Yatras are the preferred Indian method of political mobilisation. Only two of these were resoundingly successful, with a pan-India sweep—the Mahatma’s Dandi March in 1930 and, seven decades later, L.K. Advani’s rath yatra. Both were designed to break laws, triggering intense excitement and goading people into defying the establishment and changing the status quo.
The Bharat Jodo Yatra, in contrast, sought to tap into the spirit of tolerance supposedly inherent in Indians. After passing through a village or city, Gandhi’s walkathon left behind for its residents a memory and a noble intent to reflect upon—but without giving them a blueprint for action. He failed to create symbols articulating the idea of India as an inclusive, pluralist, democratic society, in contrast to the homogenising and exclusivist project of Hindutva.
Gandhi’s failure to build a movement against Hindutva can be located in his dynastic background. Academic Kanchan Chandra’s Democratic Dynasties: State, Party and Family in Contemporary Indian Politics persuasively argues against simplistically perceiving political dynasties as a backsliding of democratic values.

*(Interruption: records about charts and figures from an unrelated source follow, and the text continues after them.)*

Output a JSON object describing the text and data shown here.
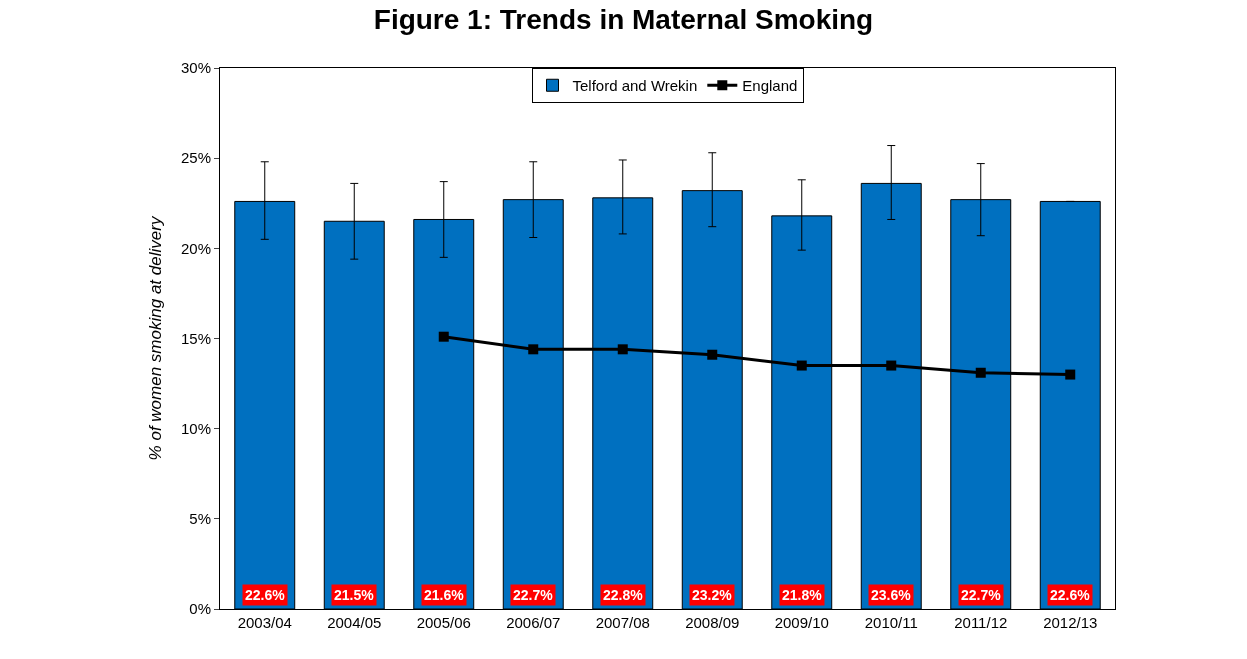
{
  "chart_data": {
    "type": "bar",
    "title": "Figure 1: Trends in Maternal Smoking",
    "ylabel": "% of women smoking at delivery",
    "categories": [
      "2003/04",
      "2004/05",
      "2005/06",
      "2006/07",
      "2007/08",
      "2008/09",
      "2009/10",
      "2010/11",
      "2011/12",
      "2012/13"
    ],
    "series": [
      {
        "name": "Telford and Wrekin",
        "color": "#0070c0",
        "values": [
          22.6,
          21.5,
          21.6,
          22.7,
          22.8,
          23.2,
          21.8,
          23.6,
          22.7,
          22.6
        ],
        "errors": [
          [
            20.5,
            24.8
          ],
          [
            19.4,
            23.6
          ],
          [
            19.5,
            23.7
          ],
          [
            20.6,
            24.8
          ],
          [
            20.8,
            24.9
          ],
          [
            21.2,
            25.3
          ],
          [
            19.9,
            23.8
          ],
          [
            21.6,
            25.7
          ],
          [
            20.7,
            24.7
          ],
          null
        ],
        "value_labels": [
          "22.6%",
          "21.5%",
          "21.6%",
          "22.7%",
          "22.8%",
          "23.2%",
          "21.8%",
          "23.6%",
          "22.7%",
          "22.6%"
        ]
      },
      {
        "name": "England",
        "type": "line",
        "color": "#000000",
        "marker": "square",
        "values": [
          null,
          null,
          15.1,
          14.4,
          14.4,
          14.1,
          13.5,
          13.5,
          13.1,
          13.0
        ]
      }
    ],
    "ylim": [
      0,
      30
    ],
    "yticks": [
      {
        "value": 0,
        "label": "0%"
      },
      {
        "value": 5,
        "label": "5%"
      },
      {
        "value": 10,
        "label": "10%"
      },
      {
        "value": 15,
        "label": "15%"
      },
      {
        "value": 20,
        "label": "20%"
      },
      {
        "value": 25,
        "label": "25%"
      },
      {
        "value": 30,
        "label": "30%"
      }
    ],
    "grid": false,
    "legend": "top"
  }
}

But the relatively privileged, insulated lives of dynasts do not whet their hunger for street politics and deprive them of the experience required to master the grammar of launching enduring political movements.
Critics will likely argue that in the neo-liberal economic order, Indians are inclined towards the politics of transaction—direct benefit transfer, subsidies, etc.—rather than the politics of agitation and movement. This isn’t true. Recall the protests against the Citizenship Amendment Act, the dilution of the Scheduled Castes and the Scheduled Tribes (Prevention of Atrocities) Act, and the corporate-friendly farm laws. The Opposition failed to build upon them.
It would be inviting its own decimation if it still cannot harness the disquiet over its own slogan of vote-chori or the new labour codes to build a movement. Without it, the Opposition’s future will depend on the vagary of someone from the NDA stable doing to it what Nitish Kumar did to the INDIA bloc.
The author is a senior journalist and writer of Bhima Koregaon: Challenging Caste.